A few problems with my approach:

  1. Would be a race for all users in set B… maybe limit Emergency to 1 person sounds better after writing it out like this. Or maybe have it be in a way where you just get a CSV export and not reset all of User A’s passwords etc. That way each user in set B can recover independently… but another bad thing is scaling. One set of keys for each user doesn’t scale too well.
  2. The whole masking key thing seems unnecessary. I think I was trying to do something where User N holds the RSA-encrypted key, and BW holds the masking key… but it wouldn’t make a difference if there was no masking key. Oh well. re-writing is a pain.
  3. If eventually you implement the “re-key the encryption key and re-encrypt the entire vault” feature… you would need to have User A re-encrypt the new encryption key not only with their master-password key, but also need to re-encrypt the Protected Key for each User in set B. Which means the user would need to re-verify the pubkey or somehow store the pubkey fingerprint in case they ever need to re-key…

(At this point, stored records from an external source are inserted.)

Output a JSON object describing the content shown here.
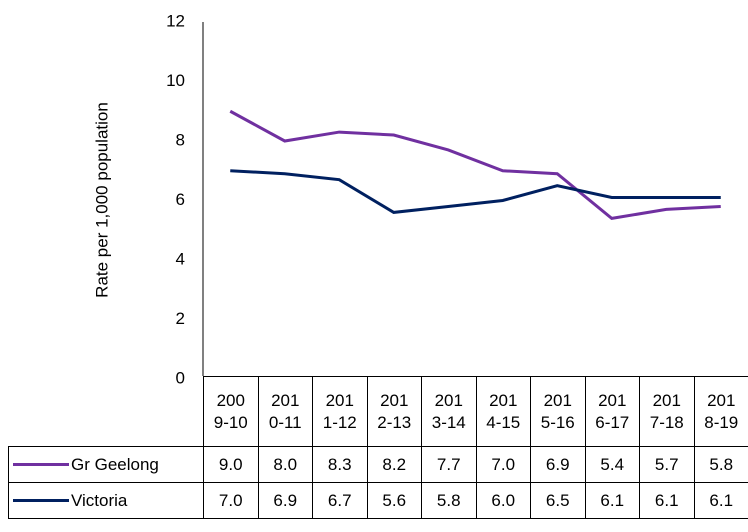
{
  "chart_data": {
    "type": "line",
    "y_label": "Rate per 1,000 population",
    "categories": [
      "2009-10",
      "2010-11",
      "2011-12",
      "2012-13",
      "2013-14",
      "2014-15",
      "2015-16",
      "2016-17",
      "2017-18",
      "2018-19"
    ],
    "series": [
      {
        "name": "Gr Geelong",
        "color": "#7030a0",
        "values": [
          9.0,
          8.0,
          8.3,
          8.2,
          7.7,
          7.0,
          6.9,
          5.4,
          5.7,
          5.8
        ],
        "value_labels": [
          "9.0",
          "8.0",
          "8.3",
          "8.2",
          "7.7",
          "7.0",
          "6.9",
          "5.4",
          "5.7",
          "5.8"
        ]
      },
      {
        "name": "Victoria",
        "color": "#002060",
        "values": [
          7.0,
          6.9,
          6.7,
          5.6,
          5.8,
          6.0,
          6.5,
          6.1,
          6.1,
          6.1
        ],
        "value_labels": [
          "7.0",
          "6.9",
          "6.7",
          "5.6",
          "5.8",
          "6.0",
          "6.5",
          "6.1",
          "6.1",
          "6.1"
        ]
      }
    ],
    "ylim": [
      0,
      12
    ],
    "yticks": [
      0,
      2,
      4,
      6,
      8,
      10,
      12
    ],
    "grid": false
  }
}
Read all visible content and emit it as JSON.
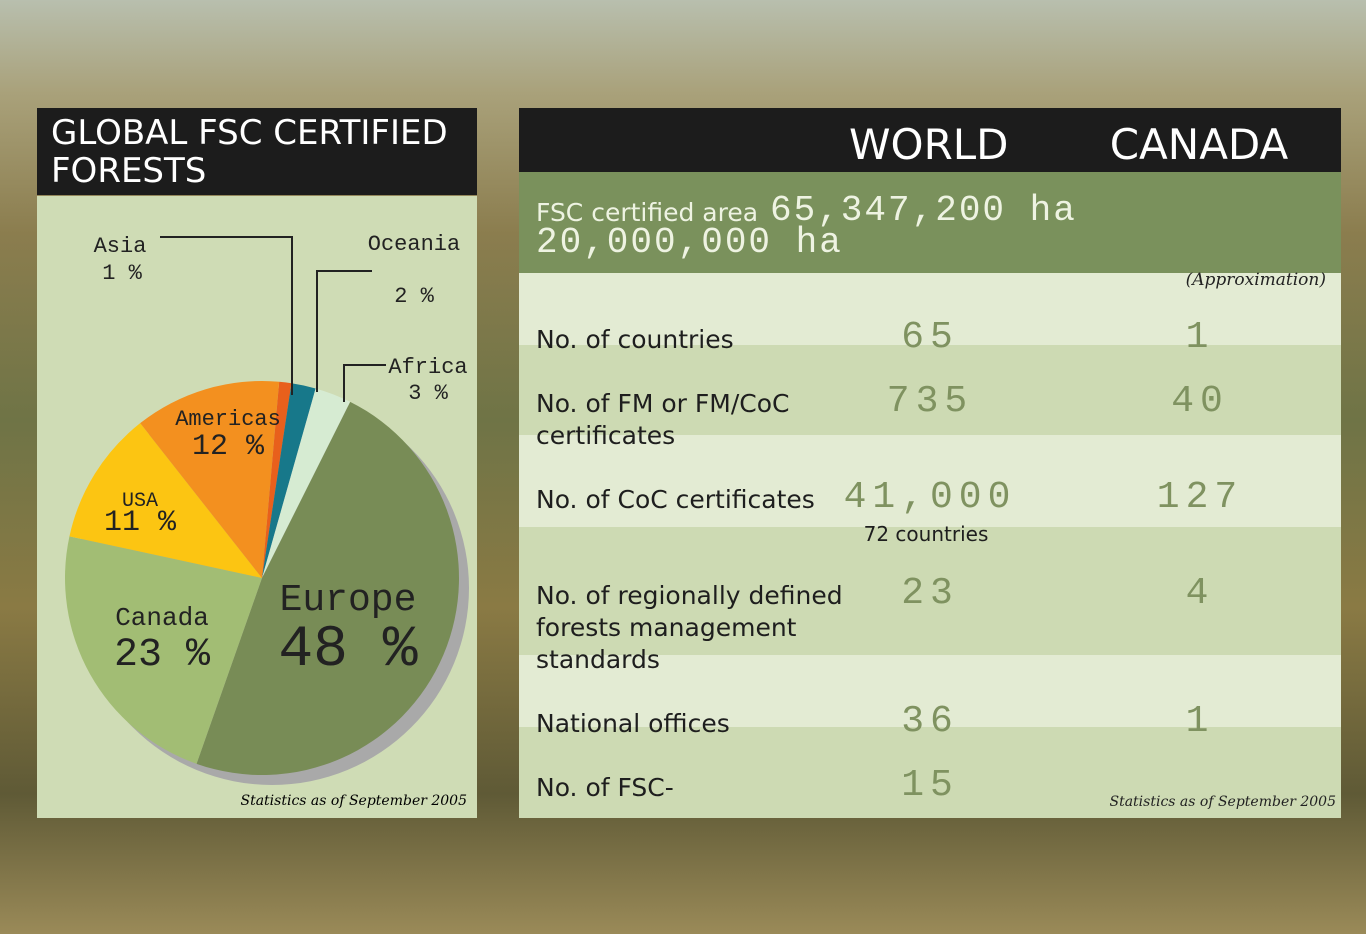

Overall, it seems like there is a way to implement this feature without BW holding the keys… BW is just holding back the sharing of the keys with another person that User A already agreed to.

BW collusion with User in set B is the only increase in attack surface, but in exchange for that. The user gets piece of mind. (User in set B is probably a loved one anyways)

Also, if User N is a loved one, but they only created a Bitwarden account just for this feature and nothing else… higher chance they forget their master password… so while the above seems fairly secure… it might not work well in practice unless the User A tells User N to never ever ever lose their Bitwarden Password.